Minnesota students confront President Kaler to demand real diversity
Minneapolis, MN – On March 12, 35 students interrupted a ribbon-cutting ceremony at the University of Minnesota to protest the lack of real diversity on campus. The protest was organized by a new student group called Whose Diversity? and was supported by Students for a Democratic Society (SDS).
At the ribbon-cutting ceremony, students marched to the front of the crowd, chanted and spoke to the audience and administration before the event began. As U of M President Kaler begun speaking, protesters raised signs that read, “Support the right to self-determination,” “does my culture make you uncomfortable?” and “We reject racism” between President Kaler and the crowd. Unable to speak clearly or even see the audience, the president made a handful of remarks and then turned the microphone over to the next speaker. Non-white students are silenced every day by university administrators, but Whose Diversity? flipped the script.
The ribbon-cutting ceremony was the public unveiling of the newly-remodeled second floor of Coffman Memorial Union, the Minneapolis campus’ student center. This is where student cultural centers are located, such as the La Raza Student Cultural Center, Black Student Union, American Indian Student Cultural Center, Women’s Student Activist Collective and many more. Students revealed that the second floor remodeling – which students resisted throughout the process – was an attempt to ‘whitewash’ the previously vibrant space because a conservative white man threatened to sue the University for discrimination several years ago.
For years the administration has been tightening the largely non-white groups’ annual budgets and restricting their access to their own spaces, particularly on the second floor of Coffman.
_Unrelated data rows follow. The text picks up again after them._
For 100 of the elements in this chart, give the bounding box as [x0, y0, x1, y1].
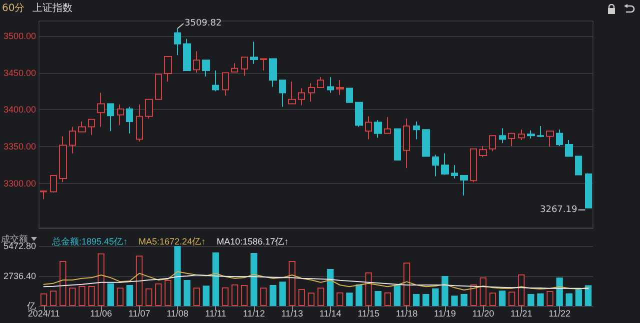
candlestick: [88, 118, 95, 136]
x-tick-label: 11/13: [281, 308, 304, 318]
x-tick-label: 11/15: [358, 308, 380, 318]
bar: [528, 294, 534, 306]
x-tick-label: 11/20: [472, 308, 494, 318]
bar: [566, 293, 572, 306]
bar: [107, 283, 114, 306]
bar: [394, 285, 401, 306]
bar: [575, 289, 582, 306]
line-series: [43, 274, 589, 290]
bar: [164, 280, 172, 306]
candlestick: [40, 190, 47, 200]
bar: [498, 290, 506, 306]
candlestick: [69, 126, 76, 154]
candlestick: [374, 120, 382, 138]
candlestick: [336, 80, 344, 96]
bar: [432, 288, 439, 306]
y-tick-label: 3300.00: [3, 178, 36, 189]
bar: [98, 253, 104, 306]
bar: [346, 292, 353, 306]
candlestick: [136, 104, 143, 142]
x-tick-label: 11/14: [319, 308, 342, 318]
bar: [460, 294, 468, 306]
bar: [412, 294, 420, 306]
candlestick: [384, 116, 391, 134]
bar: [270, 285, 276, 306]
candlestick: [546, 130, 554, 148]
candlestick: [537, 125, 544, 138]
bar: [403, 262, 410, 306]
x-tick-label: 2024/11: [28, 308, 60, 318]
candlestick: [413, 121, 420, 140]
y-tick-label: 2736.40: [3, 271, 36, 281]
candlestick: [279, 80, 286, 108]
y-tick-label: 3350.00: [3, 142, 36, 152]
candlestick: [575, 156, 582, 176]
candlestick: [422, 129, 430, 157]
candlestick: [355, 102, 363, 128]
bar: [184, 280, 190, 306]
candlestick: [346, 88, 353, 104]
y-tick-label: 3400.00: [3, 104, 36, 115]
candlestick: [479, 145, 487, 158]
bar: [279, 282, 286, 306]
bar: [336, 292, 344, 306]
candlestick: [508, 132, 515, 146]
candlestick: [585, 172, 592, 208]
chart-title: 上证指数: [32, 3, 73, 14]
bar: [231, 284, 238, 306]
bar: [88, 286, 95, 306]
candlestick: [212, 70, 219, 92]
candlestick: [317, 76, 324, 88]
candlestick: [432, 154, 439, 177]
candlestick: [174, 28, 181, 56]
x-tick-label: 11/07: [128, 308, 150, 318]
bar: [136, 256, 143, 306]
candlestick: [107, 103, 114, 132]
bar: [451, 296, 458, 306]
bar: [480, 277, 486, 306]
bar: [288, 261, 296, 306]
bar: [326, 269, 334, 306]
text: MA5:1672.24亿↑: [138, 236, 206, 246]
candlestick: [117, 104, 124, 126]
candlestick: [499, 128, 506, 144]
candlestick: [250, 41, 258, 64]
bar: [508, 292, 516, 306]
x-tick-label: 11/08: [166, 308, 188, 318]
x-tick-label: 11/12: [242, 308, 265, 318]
bar: [356, 284, 362, 306]
text: MA10:1586.17亿↑: [216, 236, 289, 246]
y-tick-label: 亿: [26, 301, 36, 311]
candlestick: [145, 98, 153, 120]
bar: [250, 253, 258, 306]
x-tick-label: 11/18: [396, 308, 418, 318]
x-tick-label: 11/22: [548, 308, 570, 318]
series-label: 总金额:1895.45亿↑: [51, 236, 128, 246]
bar: [193, 288, 200, 306]
bar: [116, 288, 124, 306]
bar: [50, 290, 57, 306]
bar: [202, 286, 210, 306]
bar: [442, 276, 448, 306]
candlestick: [298, 88, 305, 106]
candlestick: [441, 152, 449, 176]
candlestick: [202, 60, 210, 77]
annotation: 3267.19: [540, 204, 578, 215]
bar: [78, 286, 86, 306]
candlestick: [403, 118, 410, 169]
bar: [308, 292, 315, 306]
annotation: 3509.82: [184, 18, 222, 29]
x-tick-label: 11/19: [434, 308, 456, 318]
candlestick: [183, 38, 191, 72]
bar: [241, 285, 248, 306]
candlestick: [269, 58, 277, 88]
candlestick: [460, 175, 468, 196]
bar: [374, 291, 382, 306]
bar: [174, 246, 181, 306]
candlestick: [518, 129, 525, 141]
candlestick: [50, 175, 57, 194]
candlestick: [451, 164, 458, 179]
candlestick: [556, 129, 563, 146]
candlestick: [126, 106, 133, 134]
candlestick: [308, 82, 315, 102]
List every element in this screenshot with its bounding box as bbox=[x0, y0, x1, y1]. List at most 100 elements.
At the protest, students demanded “Where are the murals?” referring to historic cultural murals that the administration destroyed as part of the remodel of the student cultural center spaces. The murals were an important legacy of student struggle at the U of M – such as a mural depicting the historic 1969 student takeover of Morrill Hall which resulted in the establishment of the African and African-American Studies Department. Flustered by the students’ disruption of the press event, President Kaler hid in the student government office until it was his turn to speak.
While Minneapolis is 18.6% Black and 10.5% Latino, the U of M remains overwhelmingly white. The U of M’s student body is 4% Black and 2.4% Latino/a in 2014. And the Chicano Studies, American Indian Studies and African American & African Studies departments are continually underfunded, as are non-white student groups. Students demanded that these issues be addressed. After the protest, students gathered to celebrate a successful action and motivate people to keep building the student movement.
Students for a Democratic Society member Stephanie Taylor said afterwards, “The University systematically excludes poor and oppressed nationality students. UMN needs to expand access and support for departments and programs that serve these students. It’s not about diversity for the sake of diversity, it’s about justice for oppressed and exploited communities in our state.”